Die Wechselausstellung «Blow through the gap» von Rodrigo Matheus in den drei Räumen im letzten Stockwerk ermöglicht die Auseinandersetzung mit einer Reihe überraschender Kunstwerke, die in einem spannenden Dialog mit dem architektonischen Umfeld – ihrem Standort in der Fondazione Ghisla – stehen, für das einige eigens geschaffen wurden: Die Skulpturen, die das Interesse des Künstlers für Fragen rund um Darstellungsweisen, Design und Kunstfertigkeit belegen sowie die Qualität der verwendeten Materialien und den sozialen Hintergrund ihrer Entstehung berücksichtigen, enthüllen das poetische Potenzial gewöhnlicher Alltagsgegenstände. Jedes einzelne Element, das der Künstler erdacht, gestaltet und ausgestellt hat, offenbart nicht nur Bezüge zum täglichen Leben, sondern bietet ein genaues Arrangement von Materialien, das überraschende wie ungewöhnliche Wechselbeziehungen schafft. Die Alltäglichkeit der verwendeten Gegenstände verweist auf das normale Leben, aber auch auf das soziale Umfeld und die kulturellen Gewohnheiten des Betrachters. Rodrigo Matheus entnimmt die Gegenstände der realen Welt und kombiniert sie spielerisch zu einer Art Bilderrätsel, das jede und jeder frei für sich auslegen und lösen kann. Neben verschiedenen symbolhaften Bedeutungen erinnern die eingesetzten Gegenstände an zwischenmenschlichen Austausch und damit an die Individuen und ihre Handlungen.

 

Der Brasilianer Rodrigo Matheus wurde 1974 geboren und lebt heute in São Paulo und Paris. 2001 schloss er sein Kunststudium an der Universität von São Paulo ab und machte 2011 einen Master in Skulptur am Londoner Royal College of Art. Er gehört einer jungen, aufstrebenden brasilianischen Künstlergeneration an. In den letzten zehn Jahren wurde ihm eine wachsende Aufmerksamkeit zuteil und er konnte in den renommiertesten internationalen Häusern ausstellen, darunter das Centre Pompidou und das Palais de Tokyo in Paris, die 13. Biennale de Lyon, das Swiss Institute und das New Museum in New York, die Fondation DHC/Art in Montreal und die Art Gallery of York University in Toronto, das Astrup Fearnley Museet in Oslo, die Bonniers Konsthall in Stockholm, die Fondation Manuel Antonio da Mota in Porto und die brasilianische Botschaft in London.

 

Die Ghisla Art Collection ist von Mittwoch bis Sonntag von 13.30 bis 18.00 Uhr geöffnet. Im Eintrittspreis inbegriffen sind Audioguides, die auf Deutsch, Italienisch, Englisch und Französisch zur Verfügung stehen. Es besteht zudem die Möglichkeit, den Besuch mit einem Apéro samt Führung durch die Ausstellung zu kombinieren.
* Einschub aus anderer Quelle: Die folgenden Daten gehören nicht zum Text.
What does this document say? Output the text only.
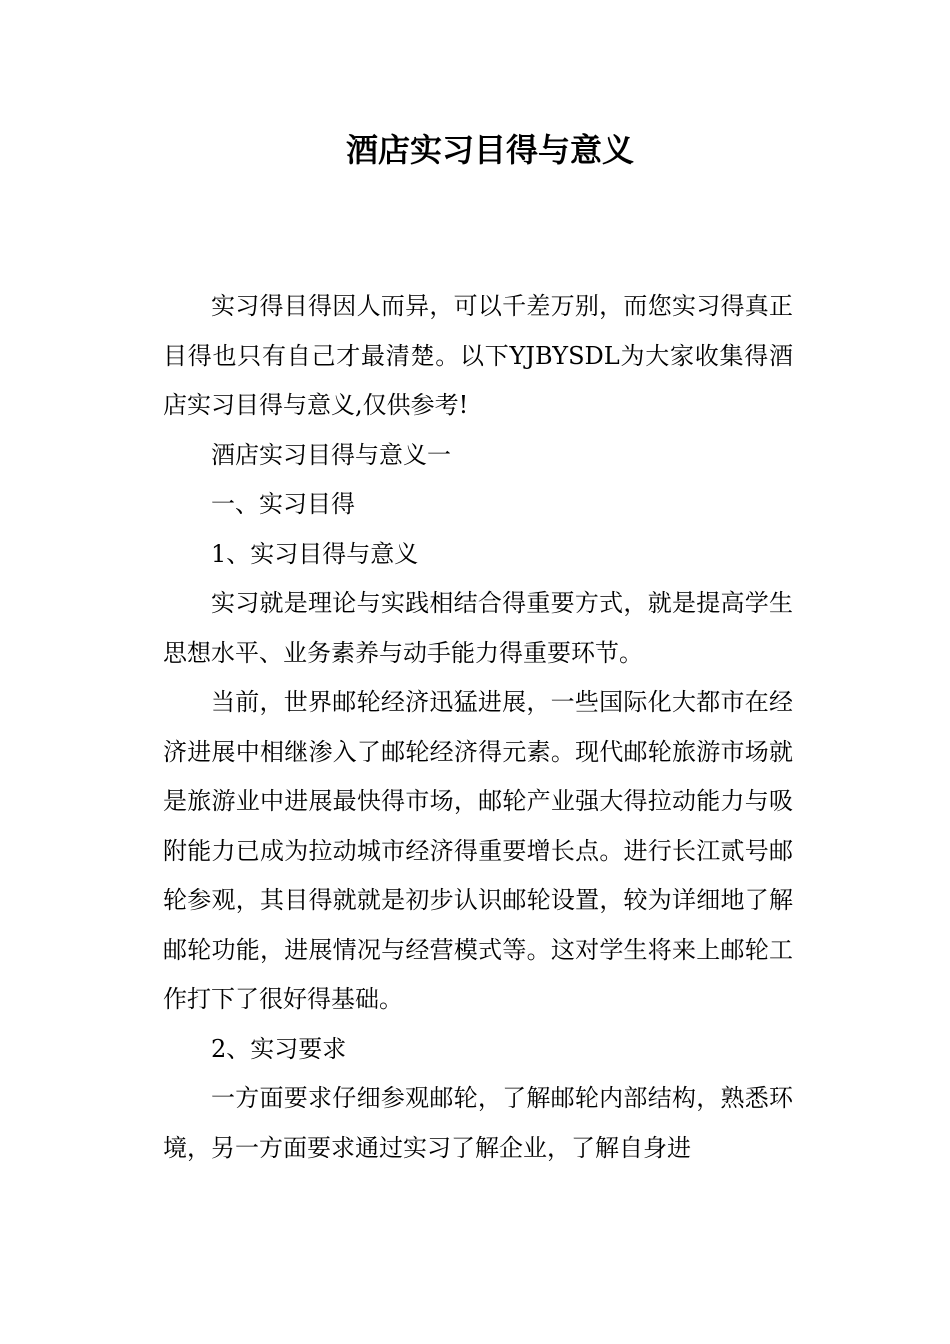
酒店实习目得与意义

实习得目得因人而异，可以千差万别，而您实习得真正目得也只有自己才最清楚。以下YJBYSDL为大家收集得酒店实习目得与意义,仅供参考!

酒店实习目得与意义一

一、实习目得

1、实习目得与意义

实习就是理论与实践相结合得重要方式，就是提高学生思想水平、业务素养与动手能力得重要环节。

当前，世界邮轮经济迅猛进展，一些国际化大都市在经济进展中相继渗入了邮轮经济得元素。现代邮轮旅游市场就是旅游业中进展最快得市场，邮轮产业强大得拉动能力与吸附能力已成为拉动城市经济得重要增长点。进行长江贰号邮轮参观，其目得就就是初步认识邮轮设置，较为详细地了解邮轮功能，进展情况与经营模式等。这对学生将来上邮轮工作打下了很好得基础。

2、实习要求

一方面要求仔细参观邮轮，了解邮轮内部结构，熟悉环境，另一方面要求通过实习了解企业，了解自身进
Dabei erfahren die Besucher auf leichte, dynamische, auf die Gruppe zugeschnittene Weise Details zu den Werken und Wissenswertes und Unterhaltsames zu den Künstlern und der Sammlertätigkeit. Der Erfolg der ersten fünf Jahren – auf lokaler, nationaler und internationaler Ebene – ermutigt die Ghisla Art Collection, an ihrem Konzept festzuhalten, die Sammlung dem breiten Publikum zugänglich zu machen, zum Beispiel mit Veranstaltungen für Kinder und Jugendliche, mit Performances, bei denen zeitgenössische Tänzer/innen mit den Werken interagieren, und mit anderen interessanten Angeboten.